Mon premier Noël ici remonte à l'année d'ouverture de l'hôtel, en 1887, fraîchement arrivée de Paris. Je vous l’accorde, c’est un peu atypique pour une sonnette comme moi d’avoir fait ce long voyage ! J’étais un cadeau symbolique – offert au Lord Cadogan par l’un de ses amis - qui voyait en moi une nouveauté, brillante et prometteuse... Un système qu’il avait d’ailleurs découvert dans un palace parisien. Je fus conçue sur mesure, destinée à ma nouvelle vie dans ce quartier de Chelsea alors en pleine métamorphose. Les façades en briques rouges et les ornements architecturaux victoriens m'entouraient. Nous venions d’ailleurs de célébrer le jubilée d’or de la Reine Victoria, marquant le 50ème anniversaire de son accession au trône !

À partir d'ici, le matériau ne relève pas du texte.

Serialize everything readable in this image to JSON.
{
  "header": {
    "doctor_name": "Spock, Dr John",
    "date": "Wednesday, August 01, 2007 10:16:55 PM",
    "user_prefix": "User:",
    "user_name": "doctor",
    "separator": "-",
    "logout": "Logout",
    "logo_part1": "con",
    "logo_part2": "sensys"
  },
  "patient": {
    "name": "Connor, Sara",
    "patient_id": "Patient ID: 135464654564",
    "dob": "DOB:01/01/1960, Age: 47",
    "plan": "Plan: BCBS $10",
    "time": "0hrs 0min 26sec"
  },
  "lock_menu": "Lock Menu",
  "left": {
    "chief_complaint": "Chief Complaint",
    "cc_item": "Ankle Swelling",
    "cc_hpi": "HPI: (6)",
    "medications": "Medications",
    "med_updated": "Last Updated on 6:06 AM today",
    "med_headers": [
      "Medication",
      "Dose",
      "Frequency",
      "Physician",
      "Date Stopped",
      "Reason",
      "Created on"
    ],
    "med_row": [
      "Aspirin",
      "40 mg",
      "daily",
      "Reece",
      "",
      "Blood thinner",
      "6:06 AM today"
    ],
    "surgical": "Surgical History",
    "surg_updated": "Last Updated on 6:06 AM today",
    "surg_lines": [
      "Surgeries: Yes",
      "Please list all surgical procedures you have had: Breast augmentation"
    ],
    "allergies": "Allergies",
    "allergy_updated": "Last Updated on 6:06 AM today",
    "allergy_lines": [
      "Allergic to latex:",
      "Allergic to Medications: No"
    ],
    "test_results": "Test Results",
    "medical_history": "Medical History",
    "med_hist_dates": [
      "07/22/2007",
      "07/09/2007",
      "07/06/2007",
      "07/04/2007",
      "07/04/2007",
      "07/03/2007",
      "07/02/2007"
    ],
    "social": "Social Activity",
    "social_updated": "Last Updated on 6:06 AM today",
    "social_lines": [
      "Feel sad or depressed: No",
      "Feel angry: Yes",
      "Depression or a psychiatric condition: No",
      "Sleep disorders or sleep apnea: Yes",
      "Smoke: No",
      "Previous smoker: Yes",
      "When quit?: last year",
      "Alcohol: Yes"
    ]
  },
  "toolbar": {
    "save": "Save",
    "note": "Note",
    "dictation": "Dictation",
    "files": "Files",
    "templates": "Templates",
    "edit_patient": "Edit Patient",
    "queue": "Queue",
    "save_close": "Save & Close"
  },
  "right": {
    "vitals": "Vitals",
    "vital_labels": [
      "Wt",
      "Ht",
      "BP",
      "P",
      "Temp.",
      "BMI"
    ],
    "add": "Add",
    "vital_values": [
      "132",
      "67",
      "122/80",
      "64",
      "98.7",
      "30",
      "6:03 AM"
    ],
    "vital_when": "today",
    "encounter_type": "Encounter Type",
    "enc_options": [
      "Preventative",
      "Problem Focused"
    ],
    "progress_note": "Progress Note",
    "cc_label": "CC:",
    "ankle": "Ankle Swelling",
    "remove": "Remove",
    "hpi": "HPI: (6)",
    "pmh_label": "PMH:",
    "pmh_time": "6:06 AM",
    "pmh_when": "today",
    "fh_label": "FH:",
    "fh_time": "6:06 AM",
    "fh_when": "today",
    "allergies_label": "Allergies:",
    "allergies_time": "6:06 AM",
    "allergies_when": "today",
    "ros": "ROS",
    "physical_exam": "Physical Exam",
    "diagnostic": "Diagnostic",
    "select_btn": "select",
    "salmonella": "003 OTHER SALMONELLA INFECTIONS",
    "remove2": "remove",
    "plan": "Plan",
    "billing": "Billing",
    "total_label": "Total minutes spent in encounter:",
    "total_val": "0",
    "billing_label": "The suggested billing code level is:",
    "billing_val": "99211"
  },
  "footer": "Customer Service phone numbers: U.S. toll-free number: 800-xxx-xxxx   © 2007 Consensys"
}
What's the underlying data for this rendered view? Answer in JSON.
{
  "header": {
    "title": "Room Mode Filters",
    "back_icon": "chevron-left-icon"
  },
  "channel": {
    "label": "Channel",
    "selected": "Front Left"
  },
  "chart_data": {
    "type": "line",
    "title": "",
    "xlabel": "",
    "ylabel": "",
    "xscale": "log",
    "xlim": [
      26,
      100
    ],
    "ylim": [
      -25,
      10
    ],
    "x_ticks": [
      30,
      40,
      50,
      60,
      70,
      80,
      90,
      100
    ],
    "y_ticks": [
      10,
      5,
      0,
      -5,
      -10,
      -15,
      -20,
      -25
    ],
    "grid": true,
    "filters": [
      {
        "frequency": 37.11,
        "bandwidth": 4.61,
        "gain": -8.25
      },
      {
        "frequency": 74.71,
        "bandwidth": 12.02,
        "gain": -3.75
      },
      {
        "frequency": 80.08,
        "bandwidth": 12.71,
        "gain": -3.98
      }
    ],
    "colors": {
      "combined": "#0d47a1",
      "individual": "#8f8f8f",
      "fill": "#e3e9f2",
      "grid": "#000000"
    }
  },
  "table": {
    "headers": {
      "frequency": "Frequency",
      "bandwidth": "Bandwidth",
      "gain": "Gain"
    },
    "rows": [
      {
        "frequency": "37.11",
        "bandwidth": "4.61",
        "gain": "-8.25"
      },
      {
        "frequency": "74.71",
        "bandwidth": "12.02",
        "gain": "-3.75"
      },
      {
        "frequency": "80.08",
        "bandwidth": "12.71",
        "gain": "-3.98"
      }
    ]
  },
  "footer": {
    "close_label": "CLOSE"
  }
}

J’étais - et je suis toujours – l’un des moyens les plus efficaces pour un client qui souhaite solliciter le personnel de l’hôtel. Une simple pression sur mon bouton poussoir fait retentir cette tonalité propre qui attire l’attention de tous ! Oscar Wilde adorait en jouer, jusqu’à faire tourner en bourrique notre équipe de réception... En quelle année étions-nous déjà... c’est toujours compliqué de se rappeler précisément des dates quand on a un siècle d’histoire derrière soi. Laissez-moi quelques secondes de réflexion... Peut-être 1894 ? Hummm... non non non,  cette année-là, c’était le cocktail organisé par Lord Cadogan pour l’inauguration du Tower Bridge en présence du prince de Galles... ah, mais il me semble que c’était tout simplement l’année suivante ! 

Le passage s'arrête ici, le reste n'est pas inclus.